Here is the average schedule for the average junior-high school student in Japan.
6:30am: Wake up, get ready for school
7:45am: Go to school
8am: Arrive at school, athletic club training
8:45am: Go to classroom, homeroom
9:30am: Class
10:40am: Class
11:40am: Class
12:30pm: Lunch
1:20pm: Cleaning
1:40pm: Class
2:40pm: Class
3:40pm: Homeroom
4:20pm: Athletic club training
6:20pm: Go home
6:30pm: Arrive at home, dinner
7:30pm: Homework
9pm: Shower
9:30pm: Bedtime
Not to mention cram school or private tutoring. If either of these things is included into this schedule, the student gets to sleep at, say, 11pm or later. Then he wakes up only to repeat this routine. And the content of these classes and club practices? Repetition, for the most part. Very boring. Sterilization of the soul.
And after all this, there are students who actually cannot remember a single thing said in class that day. Behaviorism par excellence, once outward form is maintained, what goes on (or doesn't go on) in the soul isn't revealed. Until judgment day, that is. Exam day. Two judgment days per school semester. And then the Final Judgment: the Report Card. Or at least that's what most parents believe. A new pantheism, Zeus = school principal, with the other gods roaming around in the dry pantheon called School.
The amount of homework is absurd, the amount of information need to be memorized (for no other substantial reason other than for the sake of judgment day) is absurd. Why this situation? Simple reason: competition. There is a number called "hensachi" in Japan, which represents the rank of a school relative to other schools. When student A is able to pass the exam of high school A, but fails for high school B, and if this process is repeated for students B, C, D, E, and so forth, then high school B gets to have a higher "hensachi" than high school A. So it is within the interest of every high school, in so far as they aim for prestige and all the economic benefits that come with it, to raise the difficulty of their entrance exams each year. Not in a jump, because they still need some students to pass. Just enough so that they can say that their "hensachi" is higher than their neighbors'. Well, nice. After decades of such competition, the result is that textbooks are re-written to suit the "student's needs" - i.e. the need to pass absurdly difficult exams, and junior-high school curricula are reformed so as to get the "necessary amount of work" done. That's great. So now we have a small number of students who are able to follow this education program to the end and get into a good high school, and all the rest who are left behind relatively early in their academic development and are in need of external help, perhaps from cram schools or from private tutors. Of course, students are not yet mature enough to realize what kind of situation they are forced to face, so parents arrange these means of support for them.

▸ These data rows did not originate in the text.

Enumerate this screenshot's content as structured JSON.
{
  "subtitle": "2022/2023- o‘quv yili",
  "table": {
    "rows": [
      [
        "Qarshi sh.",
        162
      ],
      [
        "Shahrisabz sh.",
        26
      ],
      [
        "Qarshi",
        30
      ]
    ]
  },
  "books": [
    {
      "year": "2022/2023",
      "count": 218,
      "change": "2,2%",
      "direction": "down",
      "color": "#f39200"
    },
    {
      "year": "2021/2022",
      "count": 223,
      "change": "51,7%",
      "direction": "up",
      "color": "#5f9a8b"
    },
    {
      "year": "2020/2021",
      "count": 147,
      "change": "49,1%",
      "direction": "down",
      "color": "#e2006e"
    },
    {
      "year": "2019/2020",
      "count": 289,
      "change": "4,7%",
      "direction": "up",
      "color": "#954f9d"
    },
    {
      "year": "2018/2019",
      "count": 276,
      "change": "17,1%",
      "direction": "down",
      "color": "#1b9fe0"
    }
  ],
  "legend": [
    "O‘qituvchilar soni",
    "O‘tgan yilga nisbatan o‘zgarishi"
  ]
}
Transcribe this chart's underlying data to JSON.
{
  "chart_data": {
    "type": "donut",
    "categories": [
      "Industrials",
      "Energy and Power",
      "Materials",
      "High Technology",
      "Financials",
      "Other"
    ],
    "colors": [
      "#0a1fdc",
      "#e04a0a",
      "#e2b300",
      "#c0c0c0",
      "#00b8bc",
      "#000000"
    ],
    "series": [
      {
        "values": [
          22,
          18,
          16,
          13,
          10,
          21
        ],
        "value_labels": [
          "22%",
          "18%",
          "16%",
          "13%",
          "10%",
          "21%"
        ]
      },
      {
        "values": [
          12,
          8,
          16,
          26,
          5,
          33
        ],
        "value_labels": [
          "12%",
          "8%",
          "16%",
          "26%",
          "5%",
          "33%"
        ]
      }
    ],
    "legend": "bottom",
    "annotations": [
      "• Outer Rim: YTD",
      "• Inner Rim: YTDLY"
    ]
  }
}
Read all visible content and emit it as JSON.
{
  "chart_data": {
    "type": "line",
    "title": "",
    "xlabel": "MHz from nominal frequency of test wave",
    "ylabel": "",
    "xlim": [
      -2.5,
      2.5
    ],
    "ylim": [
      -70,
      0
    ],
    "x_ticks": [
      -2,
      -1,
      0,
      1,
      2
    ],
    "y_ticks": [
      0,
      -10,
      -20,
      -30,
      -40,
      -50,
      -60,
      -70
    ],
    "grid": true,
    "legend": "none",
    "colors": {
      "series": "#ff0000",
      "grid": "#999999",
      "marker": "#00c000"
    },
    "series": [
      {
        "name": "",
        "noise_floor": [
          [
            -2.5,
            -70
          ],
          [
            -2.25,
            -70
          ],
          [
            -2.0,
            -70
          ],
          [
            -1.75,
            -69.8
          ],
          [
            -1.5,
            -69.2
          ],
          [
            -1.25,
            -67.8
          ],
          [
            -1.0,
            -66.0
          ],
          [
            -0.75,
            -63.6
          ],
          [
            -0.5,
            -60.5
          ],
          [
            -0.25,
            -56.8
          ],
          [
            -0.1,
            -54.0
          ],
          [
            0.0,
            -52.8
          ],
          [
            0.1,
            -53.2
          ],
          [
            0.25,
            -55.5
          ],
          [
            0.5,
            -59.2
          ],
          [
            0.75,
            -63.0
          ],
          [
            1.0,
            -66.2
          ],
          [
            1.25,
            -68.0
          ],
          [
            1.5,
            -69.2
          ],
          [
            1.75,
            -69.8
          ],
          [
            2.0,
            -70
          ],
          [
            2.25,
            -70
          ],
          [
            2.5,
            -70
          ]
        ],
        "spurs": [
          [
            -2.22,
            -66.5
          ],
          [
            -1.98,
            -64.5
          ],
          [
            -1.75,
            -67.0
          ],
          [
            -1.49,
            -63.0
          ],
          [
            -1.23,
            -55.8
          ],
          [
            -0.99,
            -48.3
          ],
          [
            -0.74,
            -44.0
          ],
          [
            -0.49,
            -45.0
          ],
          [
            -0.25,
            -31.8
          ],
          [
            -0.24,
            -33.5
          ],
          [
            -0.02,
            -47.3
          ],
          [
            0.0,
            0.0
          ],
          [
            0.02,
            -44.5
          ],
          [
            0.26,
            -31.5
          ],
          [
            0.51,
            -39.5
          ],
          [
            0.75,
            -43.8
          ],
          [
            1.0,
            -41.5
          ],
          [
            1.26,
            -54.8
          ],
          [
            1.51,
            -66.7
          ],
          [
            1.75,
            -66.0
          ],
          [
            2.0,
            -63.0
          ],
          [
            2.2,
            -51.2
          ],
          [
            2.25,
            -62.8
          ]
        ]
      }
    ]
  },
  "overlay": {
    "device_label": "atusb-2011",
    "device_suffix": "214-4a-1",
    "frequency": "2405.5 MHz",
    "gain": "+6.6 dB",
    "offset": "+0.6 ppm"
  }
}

The real problem here is that the gulf between what the student takes to be his or her own reality and the actual social reality which necessitates his or her action is almost unbridgeable in the present education system. And moreover, even if they knew, the knowledge alone wouldn't empower these students, it will on the contrary merely throw them into despair. They need to establish an individual career path for themselves which doesn't rely on success in the conventional school and work system. In order to do so, they need knowledge of different kinds of jobs open to them. But more importantly, they need knowledge of their own strengths and weaknesses, as well as their passions, for without such self-knowledge the student is never able to understand why they will have to choose this particular path as their life project. Otherwise, the only other alternative for them would be to lie low and swim at the bottom of the classroom, struggle with every exam, getting the routine done mechanically, again with increasing desperation, until the day when they realize that they need to decide something for themselves, finally, and they find themselves incapable of doing so, since they have long been habituated into getting external agents like teachers, parents, friends, and social institutions to make important decisions on their behalf. This might sound an exaggeration, but I would rather suggest that it is an understatement. The stubbornness with which Japanese people tend to cling to convention and to external authority is something which only a very talented and devoted literary person can successfully describe and convey.
There is no way out. It is a pure deadlock for the child. The only hope is that the student finds something or somewhere or someone outside school who will give him or her moral support when he or she wishes to rebel against this machine. But if, on the contrary, family and friends all try their best to normalize the child into this system, then the child would have lost his or her last chance.
Although as a private tutor who is paid by parents it is my obligation to meet the parents' needs, not the students', I nonetheless need to commit myself to the principle: listen to the student, not to his or her parents. Outwardly, I ought to get the students to complete what they ought to complete: assignments and examinations. But inwardly, I ought to respect the students' spontaneity. This is private tutoring. And although this attitude is more than risky, and quite probably also unpopular and unacceptable amongst most parents, it is something which will, I think, in the end, lead to results far better than those which the advocates of our education-machine dream yet miserably fail to accomplish.